( Exclusif - Agence QMI - Michel Platt ) -
Gilles Blackburn est encore sous le choc après la mort tragique de son épouse Marie-Josée Fortin au centre de villégiature Kicking Horse Mountain resort en Colombie-Britannique.
Ça ne se reproduira plus. En boitant dans sa maison à Montréal, les pieds brûlés par des gelures et encore sous le choc du décès de sa femme, Gilles Blackburn a besoin de plus de temps pour guérir, pour réfléchir.
Il a accepté de partager un peu de son histoire afin de s'assurer qu'aucun autre appel à l'aide - comme le sien - ne passe plus jamais inaperçu.
«C'est quelque chose qui ne devrait jamais se reproduire», a-t-il déclaré de sa résidence dans l'arrondissement de LaSalle.
«Peu importe la raison, un S. O. S. devrait toujours être un S. O. S.»
M. Blackburn ajoute que c'est encore trop tôt. La mort de son épouse de 44 ans, Marie-Josée Fortin est trop récente pour donner beaucoup de détails.
Cependant, il y a un sujet dont l'homme de 51 ans a envie de discuter : il est en colère à propos des accusations selon lesquelles lui et sa femme devraient assumer la responsabilité pour l'opération de recherche bâclée parce que ce sont eux qui ont skié hors des sentiers battus.
Colère sourde
«Ce que j'ai fait était de ma faute le premier jour, le 15e, mais pas après ça, dit-il avec une force soudaine qui trahit sa colère.
«Mon erreur, c'était le 15e, mais pas le 17e ou le 21e. Après ça ce n'est plus de ma faute.»
Gilles Blackburn et son épouse Marie-Josée Fortin ont commis l'erreur en question le 15 février - ils avaient alors quitté les limites du centre de ski Kicking Horse Resort pour s'aventurer dans la forêt enneigée.
Ils n'étaient pas les premiers à enfreindre les règles; on retrouve apparemment beaucoup de traces de skis qui sortent des sentiers battus malgré les multiples avertissements.
La plupart reviennent sains et saufs, mais pas M. Blackburn et son épouse.
Selon la police, les deux skieurs qui se sont perdus dans une vallée derrière le centre de villégiature ont parcouru une trentaine de kilomètres en cherchant de l'aide.
Signaux de détresse
Au cours de leur mésaventure, ils ont laissé des signaux S. O. S. tracés dans la neige.
C'est un employé qui n'était pas en devoir qui a remarqué un de ces S. O. S. pour la première fois le 17 février; il a transmis l'information à son bureau avant de retourner skier.
Le centre de villégiature a fait une recherche pour savoir s'il y avait des clients absents ou des locations qui n'avaient pas été retournées, mais sans succès.

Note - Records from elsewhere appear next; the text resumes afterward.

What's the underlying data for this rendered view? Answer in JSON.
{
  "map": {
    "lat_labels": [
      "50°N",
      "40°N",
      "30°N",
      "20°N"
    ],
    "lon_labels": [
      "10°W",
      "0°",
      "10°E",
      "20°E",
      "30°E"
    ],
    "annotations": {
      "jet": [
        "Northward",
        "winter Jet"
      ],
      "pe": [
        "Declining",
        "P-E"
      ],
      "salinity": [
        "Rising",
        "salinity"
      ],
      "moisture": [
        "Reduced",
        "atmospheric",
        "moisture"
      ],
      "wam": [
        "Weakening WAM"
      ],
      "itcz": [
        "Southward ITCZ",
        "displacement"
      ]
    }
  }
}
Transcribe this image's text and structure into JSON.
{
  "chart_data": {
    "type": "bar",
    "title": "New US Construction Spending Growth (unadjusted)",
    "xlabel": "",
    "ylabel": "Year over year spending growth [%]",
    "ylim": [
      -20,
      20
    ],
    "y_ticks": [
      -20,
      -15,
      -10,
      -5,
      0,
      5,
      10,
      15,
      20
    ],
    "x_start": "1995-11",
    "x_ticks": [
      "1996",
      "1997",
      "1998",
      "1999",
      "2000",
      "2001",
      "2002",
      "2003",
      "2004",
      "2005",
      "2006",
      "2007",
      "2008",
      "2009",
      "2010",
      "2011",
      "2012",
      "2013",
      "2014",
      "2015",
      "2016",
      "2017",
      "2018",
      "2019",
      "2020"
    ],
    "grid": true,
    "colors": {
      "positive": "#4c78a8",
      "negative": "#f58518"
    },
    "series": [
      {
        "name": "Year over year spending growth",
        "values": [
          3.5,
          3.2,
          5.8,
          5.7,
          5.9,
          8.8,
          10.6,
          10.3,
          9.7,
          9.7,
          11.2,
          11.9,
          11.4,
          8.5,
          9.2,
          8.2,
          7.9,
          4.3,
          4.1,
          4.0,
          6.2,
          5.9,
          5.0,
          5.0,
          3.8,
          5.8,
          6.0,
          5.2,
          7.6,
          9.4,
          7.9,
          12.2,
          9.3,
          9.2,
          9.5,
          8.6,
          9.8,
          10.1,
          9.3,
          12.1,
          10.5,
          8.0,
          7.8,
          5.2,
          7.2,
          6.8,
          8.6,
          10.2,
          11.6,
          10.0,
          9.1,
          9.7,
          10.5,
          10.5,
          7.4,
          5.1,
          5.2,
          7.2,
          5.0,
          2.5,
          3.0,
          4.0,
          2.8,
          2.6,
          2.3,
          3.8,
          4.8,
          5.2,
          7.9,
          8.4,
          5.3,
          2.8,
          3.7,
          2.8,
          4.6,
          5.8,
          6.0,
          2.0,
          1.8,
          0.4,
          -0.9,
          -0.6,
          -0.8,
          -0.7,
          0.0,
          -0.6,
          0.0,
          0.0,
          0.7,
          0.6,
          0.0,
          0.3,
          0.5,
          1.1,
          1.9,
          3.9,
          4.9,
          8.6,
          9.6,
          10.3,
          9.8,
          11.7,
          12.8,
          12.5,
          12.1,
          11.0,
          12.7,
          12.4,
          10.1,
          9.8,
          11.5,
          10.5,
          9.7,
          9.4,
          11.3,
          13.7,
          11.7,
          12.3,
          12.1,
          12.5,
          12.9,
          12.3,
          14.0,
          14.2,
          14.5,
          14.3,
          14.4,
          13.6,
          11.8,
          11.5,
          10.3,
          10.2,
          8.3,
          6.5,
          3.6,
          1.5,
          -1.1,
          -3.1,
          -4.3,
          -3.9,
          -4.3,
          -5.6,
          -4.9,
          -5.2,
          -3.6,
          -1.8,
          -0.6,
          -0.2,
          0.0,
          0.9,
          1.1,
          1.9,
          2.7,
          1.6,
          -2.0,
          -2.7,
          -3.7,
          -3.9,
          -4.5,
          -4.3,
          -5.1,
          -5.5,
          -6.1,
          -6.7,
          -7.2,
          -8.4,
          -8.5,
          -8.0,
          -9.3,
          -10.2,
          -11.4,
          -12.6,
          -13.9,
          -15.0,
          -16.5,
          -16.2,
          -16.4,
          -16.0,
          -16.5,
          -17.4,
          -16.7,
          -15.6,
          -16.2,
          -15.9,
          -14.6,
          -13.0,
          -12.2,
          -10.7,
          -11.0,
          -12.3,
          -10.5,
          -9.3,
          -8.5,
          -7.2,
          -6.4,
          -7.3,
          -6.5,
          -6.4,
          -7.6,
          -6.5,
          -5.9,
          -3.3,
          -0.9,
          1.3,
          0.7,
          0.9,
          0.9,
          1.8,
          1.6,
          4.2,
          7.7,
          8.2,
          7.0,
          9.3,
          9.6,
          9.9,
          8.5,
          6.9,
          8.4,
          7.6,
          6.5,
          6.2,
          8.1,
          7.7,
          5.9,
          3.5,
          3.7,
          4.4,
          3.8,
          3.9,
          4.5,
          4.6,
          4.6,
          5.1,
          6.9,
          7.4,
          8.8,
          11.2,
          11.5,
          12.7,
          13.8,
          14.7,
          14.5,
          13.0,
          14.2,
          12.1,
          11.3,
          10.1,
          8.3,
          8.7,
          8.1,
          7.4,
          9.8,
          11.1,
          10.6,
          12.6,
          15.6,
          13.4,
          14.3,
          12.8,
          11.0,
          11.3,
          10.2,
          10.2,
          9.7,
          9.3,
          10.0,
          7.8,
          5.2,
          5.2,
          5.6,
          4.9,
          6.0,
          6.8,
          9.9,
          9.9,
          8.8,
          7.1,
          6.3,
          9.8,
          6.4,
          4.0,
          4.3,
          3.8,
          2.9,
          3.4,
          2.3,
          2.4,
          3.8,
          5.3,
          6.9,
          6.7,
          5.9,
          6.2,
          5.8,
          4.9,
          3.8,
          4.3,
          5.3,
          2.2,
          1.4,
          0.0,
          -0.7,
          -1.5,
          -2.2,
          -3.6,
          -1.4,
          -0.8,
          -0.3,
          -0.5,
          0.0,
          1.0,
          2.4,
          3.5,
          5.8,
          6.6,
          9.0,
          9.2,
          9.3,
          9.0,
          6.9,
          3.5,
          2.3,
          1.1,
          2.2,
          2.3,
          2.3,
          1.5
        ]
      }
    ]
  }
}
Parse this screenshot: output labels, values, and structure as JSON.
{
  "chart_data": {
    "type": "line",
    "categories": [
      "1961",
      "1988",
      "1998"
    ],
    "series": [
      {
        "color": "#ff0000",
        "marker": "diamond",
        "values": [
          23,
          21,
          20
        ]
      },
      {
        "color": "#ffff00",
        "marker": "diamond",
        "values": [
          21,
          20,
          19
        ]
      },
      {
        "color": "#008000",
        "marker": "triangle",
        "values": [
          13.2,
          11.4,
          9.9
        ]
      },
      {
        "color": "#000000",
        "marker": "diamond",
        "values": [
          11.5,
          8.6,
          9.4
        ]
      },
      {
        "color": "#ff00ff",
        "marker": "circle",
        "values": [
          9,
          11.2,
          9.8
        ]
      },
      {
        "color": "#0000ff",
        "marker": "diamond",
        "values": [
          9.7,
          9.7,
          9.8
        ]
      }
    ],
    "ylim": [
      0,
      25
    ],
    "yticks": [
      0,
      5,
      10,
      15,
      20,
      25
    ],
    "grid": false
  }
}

Ils ont aussitôt mis l'organisation Golden Search and Rescue au courant, mais il ne s'est rien produit parce que la police n'était pas impliquée dans l'affaire.
Le même employé en hélicoptère a remarqué d'autres signaux S. O. S. dans la neige quatre jours plus tard et il a rappelé ses patrons pour les mettre au courant.
Cette fois-ci, la GRC a décidé de s'impliquer, sauf qu'ils n'ont pas organisé de recherche parce que Golden Search and Rescue leur a dit que l'affaire était close et que rien ne portait à croire que les signaux S. O. S. étaient légitimes.
Deux jours trop tard
Enfin, le 23 février - deux jours après la mort de Mme Fortin par hypothermie - un hélicoptère a aperçu un autre S. O. S. dans la neige ainsi qu'un homme agitant les bras dans leur direction. Ça s'est avéré être M. Blackburn.
La GRC a déjà admis son erreur et elle a ouvert une enquête pour comprendre pourquoi les signaux S. O. S. n'ont pas suffi, mais certains individus préfèrent blâmer les randonneurs qui n'auraient pas dû s'aventurer ainsi dans la forêt.
Désormais veuf, M. Blackburn veut d'abord être avec sa famille tout en essayant de fonctionner avec des pieds en très mauvais état. "Je marche", dit-il.
Les médecins lui ont dit qu'il saurait dans trois semaines s'il allait perdre ses orteils brûlés par le froid ou pas. Or, une fois que ses affaires médicales et personnelles seront réglées, il va se concentrer sur ce qui s'est produit en Colombie-Britannique.
«Je commence par régler mes problèmes familiaux - et mes problèmes de pieds. Je trouverai les réponses à mes questions par la suite.»